High-Precision D(γ,n)p Measurement Narrows Big-Bang Nucleosynthesis Rate Uncertainties
A high-precision measurement of D(γ,n)p narrows nuclear-rate uncertainties for big-bang nucleosynthesis.

A team of nuclear physicists has published a high-precision measurement of the deuteron photodisintegration reaction D(γ,n)p that sharpens the reaction rates used in Big-Bang nucleosynthesis calculations. The Physical Review Letters Letter reports new photoneutron cross sections measured near threshold with substantially smaller uncertainties, a result that directly reduces the nuclear physics contribution to early-universe abundance errors.
The experiment was carried out at SLEGS and sampled the threshold region finely: "The photoneutron cross sections were measured at 22 energy points near the neutron threshold." Those unfolded, monochromatic cross sections and their uncertainties are summarized in the paper’s Table 1. The authors report clear gains in precision: "Our new cross sections are up to a factor of 2.2 more precise than the previous ones."
To turn those cross sections into thermonuclear input for Big-Bang nucleosynthesis models the team evaluated capture and inverse reaction rates using dibaryon effective field theory (dEFT) combined with Bayesian sampling. "The cross sections of pp(nn, γγ)D have been evaluated by dEFT with a Markov chain Monte Carlo (MCMC) analysis, together with our new data and all other relevant experimental data," the Letter states. The evaluated thermonuclear rate in the BBN temperature regime is reported to be roughly 1.9–3.8 times more precise than prior evaluations, a fractional tightening that matters for propagation of nuclear uncertainties into predicted primordial abundances.
The paper places the new results against earlier measurements. The authors find their values to be "a factor of 1.2–2.2 more precise than Hara et al.’s data" and note that "Hara et al.’s data are ≈5.2% systematically lower than the present ones (except for their lowest energy point)," a possible effect of experimental folding or quasi-monochromatic beam treatments. The Letter argues that the new, consistent dataset can act as a better reference when evaluating the n + p ↔ D + γ cross sections needed by BBN codes.

Astrophysical implications were explored using a standard BBN model, and the paper discusses impacts on the cosmological baryon density parameter Ωb h^2. The provided excerpts do not list the numeric shifts in predicted deuterium or in Ωb h^2; readers and modelers should consult the full Letter and its Table 1 for the evaluated rates and uncertainties needed to rerun abundance calculations.

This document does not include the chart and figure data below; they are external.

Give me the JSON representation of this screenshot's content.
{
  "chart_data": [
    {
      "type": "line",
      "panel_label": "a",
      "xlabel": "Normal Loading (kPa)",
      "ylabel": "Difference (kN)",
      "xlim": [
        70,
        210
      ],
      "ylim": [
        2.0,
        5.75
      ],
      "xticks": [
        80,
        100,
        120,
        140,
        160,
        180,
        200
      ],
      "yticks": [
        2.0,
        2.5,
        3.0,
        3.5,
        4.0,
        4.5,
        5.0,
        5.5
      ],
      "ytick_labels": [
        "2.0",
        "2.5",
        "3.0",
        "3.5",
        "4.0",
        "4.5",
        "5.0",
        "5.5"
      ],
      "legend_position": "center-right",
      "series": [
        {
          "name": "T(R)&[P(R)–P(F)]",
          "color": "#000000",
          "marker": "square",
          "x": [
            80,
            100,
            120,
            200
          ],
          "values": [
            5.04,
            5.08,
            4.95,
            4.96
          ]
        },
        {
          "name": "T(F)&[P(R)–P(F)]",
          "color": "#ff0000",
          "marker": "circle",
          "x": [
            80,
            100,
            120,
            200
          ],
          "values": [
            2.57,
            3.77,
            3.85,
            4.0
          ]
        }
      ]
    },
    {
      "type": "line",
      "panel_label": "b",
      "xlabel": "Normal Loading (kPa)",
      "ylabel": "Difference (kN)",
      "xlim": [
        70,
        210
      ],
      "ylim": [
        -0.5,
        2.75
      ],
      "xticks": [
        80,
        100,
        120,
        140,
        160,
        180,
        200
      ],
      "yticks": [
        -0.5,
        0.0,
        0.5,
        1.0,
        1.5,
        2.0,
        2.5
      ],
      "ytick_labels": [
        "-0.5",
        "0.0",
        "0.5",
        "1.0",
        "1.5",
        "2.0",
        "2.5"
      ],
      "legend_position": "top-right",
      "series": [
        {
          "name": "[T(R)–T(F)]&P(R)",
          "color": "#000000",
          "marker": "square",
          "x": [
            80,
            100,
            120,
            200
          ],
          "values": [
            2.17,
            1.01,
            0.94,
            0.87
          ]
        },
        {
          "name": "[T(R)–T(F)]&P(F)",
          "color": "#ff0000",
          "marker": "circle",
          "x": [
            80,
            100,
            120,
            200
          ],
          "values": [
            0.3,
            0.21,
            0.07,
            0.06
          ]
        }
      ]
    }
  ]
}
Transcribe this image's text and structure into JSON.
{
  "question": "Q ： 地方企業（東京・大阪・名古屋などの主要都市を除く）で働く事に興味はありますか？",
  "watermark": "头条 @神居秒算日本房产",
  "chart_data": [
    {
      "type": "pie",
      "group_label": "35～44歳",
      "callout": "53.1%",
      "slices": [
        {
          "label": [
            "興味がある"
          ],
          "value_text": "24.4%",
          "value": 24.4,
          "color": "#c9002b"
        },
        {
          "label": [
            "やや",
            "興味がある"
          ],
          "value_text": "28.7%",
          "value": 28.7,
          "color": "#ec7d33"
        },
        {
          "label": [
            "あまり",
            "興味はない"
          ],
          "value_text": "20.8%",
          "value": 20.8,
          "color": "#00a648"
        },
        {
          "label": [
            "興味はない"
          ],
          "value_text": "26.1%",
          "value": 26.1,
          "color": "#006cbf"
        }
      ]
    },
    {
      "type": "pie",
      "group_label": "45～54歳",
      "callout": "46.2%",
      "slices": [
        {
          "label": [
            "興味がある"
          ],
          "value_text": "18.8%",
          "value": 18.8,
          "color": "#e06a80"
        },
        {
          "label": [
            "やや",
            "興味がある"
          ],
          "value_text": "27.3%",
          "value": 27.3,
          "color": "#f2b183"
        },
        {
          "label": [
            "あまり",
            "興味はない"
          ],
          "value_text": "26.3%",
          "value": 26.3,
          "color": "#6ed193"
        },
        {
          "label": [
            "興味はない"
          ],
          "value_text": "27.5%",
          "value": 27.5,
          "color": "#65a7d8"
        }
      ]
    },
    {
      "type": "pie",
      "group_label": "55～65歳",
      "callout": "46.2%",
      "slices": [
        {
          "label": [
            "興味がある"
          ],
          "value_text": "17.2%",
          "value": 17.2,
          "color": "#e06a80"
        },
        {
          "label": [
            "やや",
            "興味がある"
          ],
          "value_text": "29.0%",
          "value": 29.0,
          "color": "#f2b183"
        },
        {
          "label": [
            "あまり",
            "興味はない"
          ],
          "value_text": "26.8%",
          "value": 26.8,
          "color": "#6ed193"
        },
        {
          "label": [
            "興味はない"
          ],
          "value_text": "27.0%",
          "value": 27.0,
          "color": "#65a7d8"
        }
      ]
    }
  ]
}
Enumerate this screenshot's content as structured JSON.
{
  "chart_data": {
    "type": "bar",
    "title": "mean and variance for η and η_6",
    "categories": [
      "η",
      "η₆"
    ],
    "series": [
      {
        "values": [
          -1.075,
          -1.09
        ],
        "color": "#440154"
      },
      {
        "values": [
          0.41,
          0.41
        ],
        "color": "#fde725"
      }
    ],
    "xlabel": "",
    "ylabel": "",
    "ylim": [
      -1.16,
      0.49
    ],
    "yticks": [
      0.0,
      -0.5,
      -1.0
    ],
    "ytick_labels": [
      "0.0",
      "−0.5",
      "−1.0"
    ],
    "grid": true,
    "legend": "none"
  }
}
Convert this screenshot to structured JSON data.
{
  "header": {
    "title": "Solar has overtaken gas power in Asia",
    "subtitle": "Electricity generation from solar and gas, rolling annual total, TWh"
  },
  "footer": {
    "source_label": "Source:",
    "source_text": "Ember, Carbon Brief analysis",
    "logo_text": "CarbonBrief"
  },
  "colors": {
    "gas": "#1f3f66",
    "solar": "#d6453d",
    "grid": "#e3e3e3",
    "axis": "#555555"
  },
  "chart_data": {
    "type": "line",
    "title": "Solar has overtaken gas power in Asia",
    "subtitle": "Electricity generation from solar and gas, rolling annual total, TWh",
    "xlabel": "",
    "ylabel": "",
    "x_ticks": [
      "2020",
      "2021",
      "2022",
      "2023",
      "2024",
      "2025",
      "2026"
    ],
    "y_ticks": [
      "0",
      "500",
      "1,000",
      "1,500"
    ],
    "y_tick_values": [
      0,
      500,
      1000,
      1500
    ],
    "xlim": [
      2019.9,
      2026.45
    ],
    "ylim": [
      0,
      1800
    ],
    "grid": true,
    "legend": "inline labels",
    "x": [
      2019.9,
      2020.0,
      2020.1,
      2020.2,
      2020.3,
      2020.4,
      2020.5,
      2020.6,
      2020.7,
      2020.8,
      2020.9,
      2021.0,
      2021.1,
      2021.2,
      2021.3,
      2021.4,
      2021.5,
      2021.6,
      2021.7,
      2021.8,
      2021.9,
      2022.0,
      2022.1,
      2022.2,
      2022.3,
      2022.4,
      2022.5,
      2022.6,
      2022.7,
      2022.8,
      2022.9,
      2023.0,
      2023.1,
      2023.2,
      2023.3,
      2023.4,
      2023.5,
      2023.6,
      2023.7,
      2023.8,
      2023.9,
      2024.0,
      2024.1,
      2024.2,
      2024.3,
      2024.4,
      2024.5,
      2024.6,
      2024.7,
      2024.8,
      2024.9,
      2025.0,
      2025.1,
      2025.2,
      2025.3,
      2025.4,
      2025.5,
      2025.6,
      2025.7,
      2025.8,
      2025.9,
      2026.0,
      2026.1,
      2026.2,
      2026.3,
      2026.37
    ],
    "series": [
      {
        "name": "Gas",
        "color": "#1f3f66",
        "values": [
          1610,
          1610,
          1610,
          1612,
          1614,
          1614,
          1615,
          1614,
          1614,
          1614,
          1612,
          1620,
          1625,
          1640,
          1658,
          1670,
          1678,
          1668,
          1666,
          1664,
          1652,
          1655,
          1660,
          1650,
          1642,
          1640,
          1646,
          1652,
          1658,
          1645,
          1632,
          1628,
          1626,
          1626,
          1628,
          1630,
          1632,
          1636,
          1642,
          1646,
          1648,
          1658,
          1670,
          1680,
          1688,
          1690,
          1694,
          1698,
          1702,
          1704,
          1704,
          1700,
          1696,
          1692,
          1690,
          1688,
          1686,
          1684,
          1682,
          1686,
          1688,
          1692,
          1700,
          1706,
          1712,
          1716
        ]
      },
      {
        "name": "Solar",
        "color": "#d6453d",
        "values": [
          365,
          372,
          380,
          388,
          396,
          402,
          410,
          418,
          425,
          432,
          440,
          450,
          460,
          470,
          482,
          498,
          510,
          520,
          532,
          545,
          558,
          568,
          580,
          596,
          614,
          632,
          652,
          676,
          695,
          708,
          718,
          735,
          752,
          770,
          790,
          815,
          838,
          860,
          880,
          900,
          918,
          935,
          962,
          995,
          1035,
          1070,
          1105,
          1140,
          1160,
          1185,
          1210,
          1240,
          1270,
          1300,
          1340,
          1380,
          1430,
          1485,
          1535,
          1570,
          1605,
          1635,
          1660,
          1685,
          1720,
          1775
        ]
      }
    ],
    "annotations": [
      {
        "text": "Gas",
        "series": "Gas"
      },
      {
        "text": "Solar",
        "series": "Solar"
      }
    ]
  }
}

This measurement builds on a long experimental tradition in photonuclear deuteron studies, citing earlier work such as Wijesooriya et al. 2001, Liu et al. 1968, Holt 1990, Jones et al. 2000, and Afanasev & Carlson 2000. For experimentalists and modelers, the immediate practical value is clear: tighter cross sections mean smaller nuclear error bars in BBN outputs, making comparisons with cosmic microwave background baryon density measurements more decisive. The next step for the community is to incorporate the updated thermonuclear rates into BBN codes and examine whether the reduced nuclear uncertainty changes the tension, if any, between primordial abundance observations and cosmological parameters.